Raised in Chicago, Katia Selezneva received her B.A. in Political Science with a minor in International Studies from University of Illinois at Chicago. Since moving to Portland in 2015, Katia has been working directly with the city’s growing homeless population and advocating for families and individuals dealing with housing instability. Katia prides herself in providing supportive services to marginalized populations. She has extensive experience working directly with youth in the New York’s foster care system, and with adults in psychiatric long-term care system. Her interests lie in advancing public policy that promotes more effective, culturally-responsive safety net programs, and prosperity opportunities for low-income families and vulnerable populations. 




Brandon Sheldon graduated from Portland State University in 2016 with a B.A. in Political Science and a minor in Law and Legal studies. During his time at Portland State he worked as an intern for a freshmen state representative in the Oregon legislature, working with constituents and learning the legislative process. He also interned within the Washington County District Attorney’s office in the victim’s assistance unit, helping victims of crime to understand their role in the legal process, and to enforce and inform victims of their legal rights. In 2017, Brandon volunteered with Washington County Disability, Aging, and Veteran Services as a veteran service officer case aide, assisting the officers in advocating for disabled veterans to the Veterans Administration. His policy interests include: state and federal election policy, U.S foreign policy, and social policy.

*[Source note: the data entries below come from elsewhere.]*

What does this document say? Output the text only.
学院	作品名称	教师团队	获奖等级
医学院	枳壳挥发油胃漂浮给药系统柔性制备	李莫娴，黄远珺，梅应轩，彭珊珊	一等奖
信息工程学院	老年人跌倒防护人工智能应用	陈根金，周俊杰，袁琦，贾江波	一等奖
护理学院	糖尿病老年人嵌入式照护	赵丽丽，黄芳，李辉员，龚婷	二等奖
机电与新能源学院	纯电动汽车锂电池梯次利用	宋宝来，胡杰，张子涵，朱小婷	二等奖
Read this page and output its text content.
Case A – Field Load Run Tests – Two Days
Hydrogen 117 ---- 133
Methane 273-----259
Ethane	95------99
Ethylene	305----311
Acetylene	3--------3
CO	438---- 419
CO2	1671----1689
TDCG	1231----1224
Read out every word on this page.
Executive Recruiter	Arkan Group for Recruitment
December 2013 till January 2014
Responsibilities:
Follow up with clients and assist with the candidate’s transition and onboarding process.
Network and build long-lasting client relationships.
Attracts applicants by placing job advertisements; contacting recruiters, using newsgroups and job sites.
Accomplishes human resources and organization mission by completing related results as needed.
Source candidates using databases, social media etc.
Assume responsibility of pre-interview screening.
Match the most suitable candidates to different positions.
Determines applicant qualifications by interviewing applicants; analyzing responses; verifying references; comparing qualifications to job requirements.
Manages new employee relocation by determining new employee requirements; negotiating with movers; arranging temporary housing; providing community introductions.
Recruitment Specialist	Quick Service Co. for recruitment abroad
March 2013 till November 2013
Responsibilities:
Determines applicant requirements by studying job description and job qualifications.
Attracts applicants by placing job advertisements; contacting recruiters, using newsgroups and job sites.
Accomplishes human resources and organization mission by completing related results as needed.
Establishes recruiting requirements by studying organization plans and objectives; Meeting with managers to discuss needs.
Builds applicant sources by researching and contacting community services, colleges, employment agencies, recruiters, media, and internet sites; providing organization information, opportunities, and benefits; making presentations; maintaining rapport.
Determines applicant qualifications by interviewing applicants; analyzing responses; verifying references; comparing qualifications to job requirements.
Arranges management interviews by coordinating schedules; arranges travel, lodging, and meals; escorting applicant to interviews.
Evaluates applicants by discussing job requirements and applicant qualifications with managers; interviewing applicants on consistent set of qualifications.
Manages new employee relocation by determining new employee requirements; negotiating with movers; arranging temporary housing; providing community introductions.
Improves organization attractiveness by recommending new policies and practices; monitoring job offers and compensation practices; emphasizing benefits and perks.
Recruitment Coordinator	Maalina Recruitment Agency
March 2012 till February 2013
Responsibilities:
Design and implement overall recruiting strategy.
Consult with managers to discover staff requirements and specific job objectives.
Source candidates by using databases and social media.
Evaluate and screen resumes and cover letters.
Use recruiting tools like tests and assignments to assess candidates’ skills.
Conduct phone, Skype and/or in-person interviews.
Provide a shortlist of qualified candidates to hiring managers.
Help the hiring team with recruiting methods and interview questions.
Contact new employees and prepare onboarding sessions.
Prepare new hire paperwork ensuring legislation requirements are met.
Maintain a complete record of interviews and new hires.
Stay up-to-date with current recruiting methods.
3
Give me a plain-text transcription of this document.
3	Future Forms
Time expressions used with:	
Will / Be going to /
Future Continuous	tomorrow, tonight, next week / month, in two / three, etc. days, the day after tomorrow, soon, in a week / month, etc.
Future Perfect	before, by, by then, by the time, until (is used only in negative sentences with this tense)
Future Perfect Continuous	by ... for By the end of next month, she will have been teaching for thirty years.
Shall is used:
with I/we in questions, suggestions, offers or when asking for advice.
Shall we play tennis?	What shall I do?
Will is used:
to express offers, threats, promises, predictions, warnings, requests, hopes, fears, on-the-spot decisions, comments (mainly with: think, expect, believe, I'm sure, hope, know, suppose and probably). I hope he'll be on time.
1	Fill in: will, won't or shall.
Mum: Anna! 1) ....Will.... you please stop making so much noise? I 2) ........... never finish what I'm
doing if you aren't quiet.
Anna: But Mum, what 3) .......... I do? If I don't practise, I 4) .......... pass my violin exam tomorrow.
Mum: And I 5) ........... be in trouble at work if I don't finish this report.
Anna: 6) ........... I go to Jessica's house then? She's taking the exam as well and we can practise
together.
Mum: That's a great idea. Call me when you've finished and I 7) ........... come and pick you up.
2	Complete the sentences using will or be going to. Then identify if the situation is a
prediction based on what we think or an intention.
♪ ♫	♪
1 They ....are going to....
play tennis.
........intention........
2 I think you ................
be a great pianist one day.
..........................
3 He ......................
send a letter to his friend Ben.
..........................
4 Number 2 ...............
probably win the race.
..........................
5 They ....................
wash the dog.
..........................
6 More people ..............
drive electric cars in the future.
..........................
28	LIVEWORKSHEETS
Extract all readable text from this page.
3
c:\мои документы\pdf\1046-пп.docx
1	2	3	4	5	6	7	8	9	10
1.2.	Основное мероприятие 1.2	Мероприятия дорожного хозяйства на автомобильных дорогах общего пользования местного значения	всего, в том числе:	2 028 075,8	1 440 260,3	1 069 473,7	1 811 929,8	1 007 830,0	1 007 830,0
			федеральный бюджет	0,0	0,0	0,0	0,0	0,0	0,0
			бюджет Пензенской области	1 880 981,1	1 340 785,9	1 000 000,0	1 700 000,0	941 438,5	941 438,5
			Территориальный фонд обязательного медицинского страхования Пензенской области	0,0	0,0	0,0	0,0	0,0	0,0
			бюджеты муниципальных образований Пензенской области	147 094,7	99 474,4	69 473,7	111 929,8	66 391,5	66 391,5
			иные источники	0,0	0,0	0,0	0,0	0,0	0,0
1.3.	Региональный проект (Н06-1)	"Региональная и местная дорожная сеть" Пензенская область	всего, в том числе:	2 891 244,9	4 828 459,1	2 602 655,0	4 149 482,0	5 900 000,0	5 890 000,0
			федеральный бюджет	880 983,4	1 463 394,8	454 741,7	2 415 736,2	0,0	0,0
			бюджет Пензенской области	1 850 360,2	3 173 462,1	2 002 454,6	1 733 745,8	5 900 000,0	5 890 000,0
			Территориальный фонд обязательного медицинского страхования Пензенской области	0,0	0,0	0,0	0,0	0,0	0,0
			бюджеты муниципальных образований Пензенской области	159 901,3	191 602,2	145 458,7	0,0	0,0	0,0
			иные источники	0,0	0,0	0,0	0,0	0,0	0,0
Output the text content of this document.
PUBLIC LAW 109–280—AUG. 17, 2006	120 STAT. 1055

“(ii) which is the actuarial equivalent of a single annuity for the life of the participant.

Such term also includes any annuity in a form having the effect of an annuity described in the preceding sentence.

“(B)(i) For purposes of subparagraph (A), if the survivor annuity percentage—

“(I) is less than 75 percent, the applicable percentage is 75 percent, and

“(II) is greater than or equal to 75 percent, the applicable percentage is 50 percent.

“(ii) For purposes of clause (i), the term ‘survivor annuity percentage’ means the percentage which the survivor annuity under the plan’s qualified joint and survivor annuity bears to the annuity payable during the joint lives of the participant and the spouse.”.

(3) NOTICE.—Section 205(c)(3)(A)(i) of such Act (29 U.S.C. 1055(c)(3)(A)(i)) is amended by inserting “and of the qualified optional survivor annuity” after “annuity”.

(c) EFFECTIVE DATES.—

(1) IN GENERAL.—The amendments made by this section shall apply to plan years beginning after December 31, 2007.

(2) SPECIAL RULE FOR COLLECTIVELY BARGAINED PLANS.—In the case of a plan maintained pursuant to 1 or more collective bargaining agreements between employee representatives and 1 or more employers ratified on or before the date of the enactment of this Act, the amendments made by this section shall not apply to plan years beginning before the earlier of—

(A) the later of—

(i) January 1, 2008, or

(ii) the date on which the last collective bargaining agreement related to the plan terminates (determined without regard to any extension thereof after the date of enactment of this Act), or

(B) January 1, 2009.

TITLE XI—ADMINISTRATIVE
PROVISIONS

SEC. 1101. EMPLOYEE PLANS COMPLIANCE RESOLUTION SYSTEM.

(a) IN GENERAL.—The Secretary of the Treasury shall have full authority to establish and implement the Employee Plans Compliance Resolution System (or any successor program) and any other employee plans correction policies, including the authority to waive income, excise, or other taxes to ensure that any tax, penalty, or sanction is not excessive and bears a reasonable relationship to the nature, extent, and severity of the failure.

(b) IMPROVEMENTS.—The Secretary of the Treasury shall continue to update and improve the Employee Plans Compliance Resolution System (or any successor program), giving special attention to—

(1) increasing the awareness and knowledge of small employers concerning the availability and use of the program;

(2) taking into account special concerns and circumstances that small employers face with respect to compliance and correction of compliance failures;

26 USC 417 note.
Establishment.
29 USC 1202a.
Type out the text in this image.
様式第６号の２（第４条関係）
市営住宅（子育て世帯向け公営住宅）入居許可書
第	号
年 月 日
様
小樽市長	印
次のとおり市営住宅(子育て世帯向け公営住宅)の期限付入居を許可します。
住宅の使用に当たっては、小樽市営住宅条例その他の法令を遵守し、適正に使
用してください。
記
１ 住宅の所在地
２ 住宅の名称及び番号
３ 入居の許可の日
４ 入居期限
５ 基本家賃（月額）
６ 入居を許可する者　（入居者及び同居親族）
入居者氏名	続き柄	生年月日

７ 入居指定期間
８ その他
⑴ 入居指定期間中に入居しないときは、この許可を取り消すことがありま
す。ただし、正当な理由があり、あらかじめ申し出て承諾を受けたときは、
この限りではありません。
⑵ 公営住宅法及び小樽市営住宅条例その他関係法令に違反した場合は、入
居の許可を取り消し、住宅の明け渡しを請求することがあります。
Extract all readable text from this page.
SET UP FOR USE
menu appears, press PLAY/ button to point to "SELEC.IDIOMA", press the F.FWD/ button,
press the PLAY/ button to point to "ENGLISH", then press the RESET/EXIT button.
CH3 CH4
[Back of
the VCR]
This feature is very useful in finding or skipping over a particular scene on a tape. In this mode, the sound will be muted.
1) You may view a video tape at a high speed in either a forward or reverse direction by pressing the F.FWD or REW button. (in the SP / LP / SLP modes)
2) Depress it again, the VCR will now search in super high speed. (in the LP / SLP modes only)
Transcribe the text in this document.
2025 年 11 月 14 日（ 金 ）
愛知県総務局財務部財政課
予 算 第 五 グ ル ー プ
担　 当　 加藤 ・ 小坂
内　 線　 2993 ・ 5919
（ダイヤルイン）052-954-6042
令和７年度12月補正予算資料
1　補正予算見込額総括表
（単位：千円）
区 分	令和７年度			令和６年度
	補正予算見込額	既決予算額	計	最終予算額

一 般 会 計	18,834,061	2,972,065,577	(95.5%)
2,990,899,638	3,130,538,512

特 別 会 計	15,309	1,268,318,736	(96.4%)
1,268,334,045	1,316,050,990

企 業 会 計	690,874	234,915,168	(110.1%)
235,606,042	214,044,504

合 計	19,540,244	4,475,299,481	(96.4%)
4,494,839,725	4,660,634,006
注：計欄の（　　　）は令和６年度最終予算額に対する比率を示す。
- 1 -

Kaylee Shields was born in Portland but moved to Arizona when she was nine. I made my way back to the PNW for undergrad at University of Oregon. From there I graduated in 2016 with focuses in Family and Human Services and Special Education. During my time spent in Eugene I worked and interned in various direct service positions that have influenced who I am and why my passion lies where it does. An internship with a program affiliated with the U of O, Early Childhood CARES (ECCARES), and a job as a Personal Support Worker(PSW) for Lane County Developmental Disabilities were two of the most influential experiences. ECCARES is a program that offers early intervention and early childhood special education services to families and their children ages 0-5. As a PSW I worked in-home with a family for over 2 years, giving me a great deal of insight into what life can be like for a child with a disability and what life can be for their family as well. From these two amazing opportunities, I found my desire to make positive change in order to support children and families whose lives involve disability. Over the last four years I have learned there is a limit to what can be accomplished within direct service, which is what brings me to the Masters of Public Policy program at Portland State University. I'm very happy to be back in Portland and am very eager to start the MPP program to continue on my path bringing me closer to my end career goal, which is to work in the Human Service Department for the State of Oregon supporting individuals with disabilities through program evaluation and policy analysis.   

 



Jon Walker is a freelance journalist who mainly covers health care policy, drug policy reform, and technology. He worked previously as the senior policy analyst for the progressive website Firedoglake.  He is the author of After Legalization: Understanding the Future of Marijuana Policy. Jon received his Bachelor's degree from Wesleyan University. He moved to the Portland area in 2016 after living in Washington, D.C. for the past decade.